And this is San Francisco aerial view:
As you can see, if the great Indian Ocean tsunami was to hit my city, we could be facing with the same devastation. San Francisco is a small city (about 232 square miles), but very populous, the 4th most populous city in the United States. The only comfort I have is San Francisco has many hills and Thailand is mainly flat land.

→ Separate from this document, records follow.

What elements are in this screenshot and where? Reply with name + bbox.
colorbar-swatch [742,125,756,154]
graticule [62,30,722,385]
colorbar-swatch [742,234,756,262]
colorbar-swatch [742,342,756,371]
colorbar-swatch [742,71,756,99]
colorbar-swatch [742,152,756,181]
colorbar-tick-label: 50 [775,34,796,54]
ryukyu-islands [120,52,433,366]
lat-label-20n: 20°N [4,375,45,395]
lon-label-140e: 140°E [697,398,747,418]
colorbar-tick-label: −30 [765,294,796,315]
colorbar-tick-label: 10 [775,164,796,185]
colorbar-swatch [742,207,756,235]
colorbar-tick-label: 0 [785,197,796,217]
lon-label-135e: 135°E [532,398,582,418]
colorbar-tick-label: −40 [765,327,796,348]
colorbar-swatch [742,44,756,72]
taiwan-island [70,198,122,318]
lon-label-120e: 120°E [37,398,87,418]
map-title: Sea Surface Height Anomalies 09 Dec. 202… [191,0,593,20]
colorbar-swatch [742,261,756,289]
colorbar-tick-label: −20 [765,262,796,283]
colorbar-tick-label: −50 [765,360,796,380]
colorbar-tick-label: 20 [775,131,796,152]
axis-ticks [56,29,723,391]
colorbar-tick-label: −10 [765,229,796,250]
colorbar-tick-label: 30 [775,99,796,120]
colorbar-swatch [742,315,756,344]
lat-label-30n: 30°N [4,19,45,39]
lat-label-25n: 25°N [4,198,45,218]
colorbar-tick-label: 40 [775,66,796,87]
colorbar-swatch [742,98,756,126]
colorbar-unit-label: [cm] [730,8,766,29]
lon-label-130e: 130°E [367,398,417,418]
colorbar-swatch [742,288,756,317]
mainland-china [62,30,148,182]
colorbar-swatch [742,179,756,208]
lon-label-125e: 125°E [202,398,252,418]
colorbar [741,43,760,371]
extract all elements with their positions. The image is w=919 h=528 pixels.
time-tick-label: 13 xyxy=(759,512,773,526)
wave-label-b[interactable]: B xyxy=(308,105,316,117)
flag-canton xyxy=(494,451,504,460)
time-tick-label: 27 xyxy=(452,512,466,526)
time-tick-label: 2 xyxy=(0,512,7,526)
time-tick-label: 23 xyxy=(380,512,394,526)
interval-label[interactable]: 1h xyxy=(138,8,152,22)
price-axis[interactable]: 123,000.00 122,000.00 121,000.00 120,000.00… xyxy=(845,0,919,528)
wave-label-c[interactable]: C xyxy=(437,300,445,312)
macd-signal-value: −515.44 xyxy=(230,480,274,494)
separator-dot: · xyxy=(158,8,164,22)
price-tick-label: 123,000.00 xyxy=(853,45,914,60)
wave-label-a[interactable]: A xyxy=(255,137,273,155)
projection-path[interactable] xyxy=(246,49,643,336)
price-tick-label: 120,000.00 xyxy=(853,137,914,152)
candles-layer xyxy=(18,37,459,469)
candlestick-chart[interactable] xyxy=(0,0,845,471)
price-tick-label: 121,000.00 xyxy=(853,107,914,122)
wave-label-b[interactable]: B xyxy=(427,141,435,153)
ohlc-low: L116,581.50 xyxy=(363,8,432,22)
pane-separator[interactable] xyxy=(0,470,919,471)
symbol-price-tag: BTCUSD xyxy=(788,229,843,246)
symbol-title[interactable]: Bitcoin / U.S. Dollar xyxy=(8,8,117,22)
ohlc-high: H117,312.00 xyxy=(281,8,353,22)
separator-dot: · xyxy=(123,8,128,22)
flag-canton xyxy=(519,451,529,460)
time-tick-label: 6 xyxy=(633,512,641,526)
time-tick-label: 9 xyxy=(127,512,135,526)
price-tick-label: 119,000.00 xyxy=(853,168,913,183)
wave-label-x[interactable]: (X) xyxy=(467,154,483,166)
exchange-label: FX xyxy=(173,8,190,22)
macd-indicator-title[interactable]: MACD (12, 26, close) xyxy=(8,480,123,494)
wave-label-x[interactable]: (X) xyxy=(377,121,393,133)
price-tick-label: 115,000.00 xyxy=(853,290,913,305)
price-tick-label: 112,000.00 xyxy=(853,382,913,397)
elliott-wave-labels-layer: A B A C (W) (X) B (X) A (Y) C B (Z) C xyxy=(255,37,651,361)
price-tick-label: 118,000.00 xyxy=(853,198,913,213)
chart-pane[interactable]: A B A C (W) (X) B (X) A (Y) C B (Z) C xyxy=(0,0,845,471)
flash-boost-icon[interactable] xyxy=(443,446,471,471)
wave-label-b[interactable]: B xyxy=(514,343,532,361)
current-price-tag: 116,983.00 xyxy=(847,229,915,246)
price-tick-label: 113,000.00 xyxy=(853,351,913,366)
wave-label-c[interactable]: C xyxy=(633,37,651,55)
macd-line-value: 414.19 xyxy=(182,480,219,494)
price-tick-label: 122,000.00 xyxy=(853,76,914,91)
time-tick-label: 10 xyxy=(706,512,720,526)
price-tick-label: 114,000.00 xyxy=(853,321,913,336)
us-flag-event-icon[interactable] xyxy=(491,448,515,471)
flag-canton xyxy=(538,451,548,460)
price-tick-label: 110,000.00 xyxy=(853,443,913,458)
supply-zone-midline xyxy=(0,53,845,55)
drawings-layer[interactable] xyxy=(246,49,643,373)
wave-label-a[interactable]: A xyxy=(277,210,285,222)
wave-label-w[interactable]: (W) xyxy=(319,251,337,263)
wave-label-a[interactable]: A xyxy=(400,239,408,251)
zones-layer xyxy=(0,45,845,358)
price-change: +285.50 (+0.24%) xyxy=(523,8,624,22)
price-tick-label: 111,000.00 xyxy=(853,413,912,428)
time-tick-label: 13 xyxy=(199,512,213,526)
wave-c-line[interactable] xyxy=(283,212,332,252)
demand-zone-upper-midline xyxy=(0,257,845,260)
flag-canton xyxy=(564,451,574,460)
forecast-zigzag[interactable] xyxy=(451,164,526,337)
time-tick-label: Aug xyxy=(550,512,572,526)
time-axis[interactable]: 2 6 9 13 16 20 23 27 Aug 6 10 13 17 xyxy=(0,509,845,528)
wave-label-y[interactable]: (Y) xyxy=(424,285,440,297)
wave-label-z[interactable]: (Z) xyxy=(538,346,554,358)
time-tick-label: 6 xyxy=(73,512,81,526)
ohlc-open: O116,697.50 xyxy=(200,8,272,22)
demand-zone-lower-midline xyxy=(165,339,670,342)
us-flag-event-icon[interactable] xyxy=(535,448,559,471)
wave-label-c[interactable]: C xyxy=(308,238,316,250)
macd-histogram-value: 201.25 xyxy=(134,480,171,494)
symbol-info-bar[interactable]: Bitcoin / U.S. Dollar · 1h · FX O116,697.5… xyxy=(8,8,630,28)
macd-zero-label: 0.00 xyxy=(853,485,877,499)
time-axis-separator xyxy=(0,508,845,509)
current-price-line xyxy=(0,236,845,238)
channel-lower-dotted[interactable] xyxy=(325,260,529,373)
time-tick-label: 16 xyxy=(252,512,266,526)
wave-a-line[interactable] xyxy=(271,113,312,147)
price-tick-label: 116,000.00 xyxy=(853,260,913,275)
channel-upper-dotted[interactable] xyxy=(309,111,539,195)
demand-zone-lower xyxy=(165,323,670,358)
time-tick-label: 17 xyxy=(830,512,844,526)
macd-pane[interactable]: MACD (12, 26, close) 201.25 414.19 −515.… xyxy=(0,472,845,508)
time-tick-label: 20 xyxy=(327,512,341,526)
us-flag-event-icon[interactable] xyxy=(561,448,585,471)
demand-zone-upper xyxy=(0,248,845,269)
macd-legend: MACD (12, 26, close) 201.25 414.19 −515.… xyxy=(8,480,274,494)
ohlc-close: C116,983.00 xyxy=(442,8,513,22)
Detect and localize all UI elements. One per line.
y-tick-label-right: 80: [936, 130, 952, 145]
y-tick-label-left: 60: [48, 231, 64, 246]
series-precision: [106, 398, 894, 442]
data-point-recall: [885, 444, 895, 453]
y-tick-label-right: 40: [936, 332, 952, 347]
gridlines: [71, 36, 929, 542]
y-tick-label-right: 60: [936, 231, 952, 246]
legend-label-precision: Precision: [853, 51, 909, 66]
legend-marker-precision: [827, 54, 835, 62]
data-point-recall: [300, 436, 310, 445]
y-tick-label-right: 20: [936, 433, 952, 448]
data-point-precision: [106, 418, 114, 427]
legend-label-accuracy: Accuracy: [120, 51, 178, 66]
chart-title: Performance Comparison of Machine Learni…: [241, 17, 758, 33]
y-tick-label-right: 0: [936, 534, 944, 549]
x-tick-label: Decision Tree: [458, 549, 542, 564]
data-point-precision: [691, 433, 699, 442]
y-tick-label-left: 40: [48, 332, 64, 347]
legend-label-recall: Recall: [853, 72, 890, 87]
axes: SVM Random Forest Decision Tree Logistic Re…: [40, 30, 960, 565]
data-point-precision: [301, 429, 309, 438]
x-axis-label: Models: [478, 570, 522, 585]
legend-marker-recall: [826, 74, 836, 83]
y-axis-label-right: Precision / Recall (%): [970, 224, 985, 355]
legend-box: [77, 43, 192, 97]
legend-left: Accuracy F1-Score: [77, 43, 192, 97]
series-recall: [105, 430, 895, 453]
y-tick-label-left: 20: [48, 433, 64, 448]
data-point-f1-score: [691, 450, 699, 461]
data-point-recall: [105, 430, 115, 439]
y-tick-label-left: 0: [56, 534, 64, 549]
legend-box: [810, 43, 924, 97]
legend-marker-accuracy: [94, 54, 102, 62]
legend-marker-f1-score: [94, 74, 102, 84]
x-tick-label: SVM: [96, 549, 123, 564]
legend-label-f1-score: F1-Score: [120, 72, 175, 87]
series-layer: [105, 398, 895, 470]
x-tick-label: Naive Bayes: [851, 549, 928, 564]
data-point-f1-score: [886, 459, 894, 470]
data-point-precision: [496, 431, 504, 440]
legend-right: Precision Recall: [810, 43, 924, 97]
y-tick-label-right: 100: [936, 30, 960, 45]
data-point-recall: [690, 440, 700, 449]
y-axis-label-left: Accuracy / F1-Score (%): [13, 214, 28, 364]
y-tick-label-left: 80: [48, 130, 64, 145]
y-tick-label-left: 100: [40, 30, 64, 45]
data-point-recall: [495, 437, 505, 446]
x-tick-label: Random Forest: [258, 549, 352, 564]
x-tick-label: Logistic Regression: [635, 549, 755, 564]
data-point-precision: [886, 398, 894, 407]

When I first heard about a tsunami hitting Thailand, like most people, I didn't know what it was and didn't comprehend how deadly these ferocious waves were until I heard that other countries such as Indonesia, Sri Lanka, India, and Africa were affected too. The extent of the devastation was just mind boggling. At least 220,000 deaths in 11 countries. I think the world was in disbelief.
When the Samoa tsunami happened on Tuesday, my city was given a tsunami warning. I was on alert the entire time. If I heard rumblings, walls crackling (the city train runs near my house, or any rattlings, I'd pause and listen carefully. Lately, I've been doing research on tsunamis because I wanted to know why we are getting them all of a sudden now. Turns out, we've had tsunamis throughout history but we are having more of them now then in the past.
--> 2004 Indian Ocean Tsunamis Affecting Southern Asia and Eastern Africa
--> 1998 Tsunami Affecting Papua New Guinea
--> 1976 Tsunami Affecting the Philippines
--> 1960 Tsunami Affecting Chile and Pacific Nations
--> 1896 Tsunami Affecting Japan
--> 1883 Tsunami Affecting Indonesia
--> 1755 Tsunami Affecting Portugal and Much of Europe
It just seems like we are having more and more of everything now. More frequent earthquakes, more volcanoes, more diseases, more people, more crimes, and the list goes on and on. Wouldn't it be great if it was less and less of the bad things and more of the good things, like less natural disasters and less diseases?